Real-world comparisons consistently show that surgery leads to far greater weight loss than either medications or diet alone. Research presented at the 2025 Annual Scientific Meeting of the American Society for Metabolic and Bariatric Surgery found that, over two years, bariatric patients lost roughly five times more weight than those using weekly GLP-1 injections, an average of about 58 pounds versus 12 pounds.
Similarly, longer-term follow-up studies highlight that surgery not only facilitates sustained weight reduction but also dramatically improves metabolic health. A major investigation by the Cleveland Clinic found that people with obesity and type 2 diabetes who underwent surgery had lower risks of heart attack, kidney failure, eye damage and death over a decade compared with those treated with GLP-1 drugs alone.

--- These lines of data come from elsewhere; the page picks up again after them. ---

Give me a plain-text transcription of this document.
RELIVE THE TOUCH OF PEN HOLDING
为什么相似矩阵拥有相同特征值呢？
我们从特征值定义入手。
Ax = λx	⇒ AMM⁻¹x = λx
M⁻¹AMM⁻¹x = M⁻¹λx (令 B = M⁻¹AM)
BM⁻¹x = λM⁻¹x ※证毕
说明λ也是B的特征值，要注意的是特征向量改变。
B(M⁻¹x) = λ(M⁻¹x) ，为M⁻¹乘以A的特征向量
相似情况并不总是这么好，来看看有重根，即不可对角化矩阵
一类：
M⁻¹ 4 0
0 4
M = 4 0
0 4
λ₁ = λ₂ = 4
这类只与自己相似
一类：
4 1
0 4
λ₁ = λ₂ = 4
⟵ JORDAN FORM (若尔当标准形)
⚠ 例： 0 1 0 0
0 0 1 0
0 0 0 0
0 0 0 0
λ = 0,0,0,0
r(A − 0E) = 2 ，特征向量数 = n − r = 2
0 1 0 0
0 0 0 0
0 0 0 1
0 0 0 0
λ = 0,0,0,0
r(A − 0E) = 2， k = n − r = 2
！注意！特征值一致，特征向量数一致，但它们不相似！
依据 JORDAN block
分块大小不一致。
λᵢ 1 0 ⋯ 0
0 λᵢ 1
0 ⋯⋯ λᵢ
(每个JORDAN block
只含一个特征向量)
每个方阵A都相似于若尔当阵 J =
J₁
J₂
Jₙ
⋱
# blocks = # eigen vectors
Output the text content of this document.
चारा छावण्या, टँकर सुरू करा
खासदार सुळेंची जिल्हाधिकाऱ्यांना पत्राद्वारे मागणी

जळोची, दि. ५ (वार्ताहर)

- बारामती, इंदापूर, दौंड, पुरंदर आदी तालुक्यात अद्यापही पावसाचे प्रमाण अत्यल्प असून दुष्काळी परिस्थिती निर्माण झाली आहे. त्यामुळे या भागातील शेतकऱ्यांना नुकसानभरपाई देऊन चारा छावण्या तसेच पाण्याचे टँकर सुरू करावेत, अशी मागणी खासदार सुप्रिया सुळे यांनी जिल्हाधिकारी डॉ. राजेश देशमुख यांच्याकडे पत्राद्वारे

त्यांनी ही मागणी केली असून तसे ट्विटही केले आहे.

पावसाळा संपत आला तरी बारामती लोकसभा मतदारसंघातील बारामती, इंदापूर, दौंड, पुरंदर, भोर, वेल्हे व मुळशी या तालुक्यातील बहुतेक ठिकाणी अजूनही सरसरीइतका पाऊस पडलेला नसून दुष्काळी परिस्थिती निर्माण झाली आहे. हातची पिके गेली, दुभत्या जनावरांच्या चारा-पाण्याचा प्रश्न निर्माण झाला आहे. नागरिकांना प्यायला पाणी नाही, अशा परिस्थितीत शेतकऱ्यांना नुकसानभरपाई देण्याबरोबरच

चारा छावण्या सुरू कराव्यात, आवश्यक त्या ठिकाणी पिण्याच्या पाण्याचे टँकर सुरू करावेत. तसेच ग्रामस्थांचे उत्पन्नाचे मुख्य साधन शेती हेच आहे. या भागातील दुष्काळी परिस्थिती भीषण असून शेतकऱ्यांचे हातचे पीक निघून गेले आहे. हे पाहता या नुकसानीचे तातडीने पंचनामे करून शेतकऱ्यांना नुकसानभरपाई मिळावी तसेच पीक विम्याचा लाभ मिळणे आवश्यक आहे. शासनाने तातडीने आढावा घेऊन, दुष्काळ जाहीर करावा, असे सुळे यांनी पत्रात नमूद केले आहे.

Despite these strong outcomes, surgery remains underutilised. Dozens of millions worldwide meet eligibility criteria, but only a tiny fraction undergo procedures, a gap driven by fear of surgery, access barriers, cost, and misconceptions about long-term results.
Bariatric surgery’s effectiveness also depends on long-term follow-up and behavioural change. As Jain and other experts note, individuals must commit to lifelong nutrition management and behaviour modification. Nutrient deficiencies, dumping syndrome and psychological challenges can arise if postoperative habits are not adjusted.
In clinical practice, surgeons now frequently advocate for integrated care: preoperative weight loss through diet and medications to improve surgical safety, followed by structured nutritional and behavioural programmes post-surgery. In fact, research shows that a growing number of surgery patients adopt GLP-1 injections years after their procedures to support ongoing metabolic health when weight loss plateaus.
Why Integration Matters More Than Choice
Across treatments, one theme dominates expert commentary: no single approach works in isolation. Diet lays the metabolic groundwork, injections offer pharmacological support, and surgery delivers powerful physiological change, but sustainable outcomes demand behavioural restructuring, psychological resilience and continuous monitoring.
“Diet, pharmacotherapy, and surgical interventions should not be viewed as competing methods but as parts of a continuum of care,” says Dr Mahroosa. Motives and habits whether emotional eating, stress, sleep patterns or mindset can make or break long-term success regardless of the intervention chosen.
Many clinicians now emphasise comprehensive tracking beyond body weight alone. Changes in waist circumference, body composition, blood glucose, lipids and liver function provide a more nuanced picture of health progress than the scale. Wearable devices and continuous glucose monitoring increasingly help individuals tailor their strategies in real time.
Emerging trends from gut microbiome research to machine-learning models that predict individual responses to treatment suggest a future where weight management is more personalised than ever. Rather than a singular “best solution”, the goal is a bespoke plan that acknowledges unique biology, psychology and life context.
In the end, what works best for lasting weight loss is not a universal answer, but an individual journey, one that blends medical science with human behaviour, metabolic insight and sustained self-care.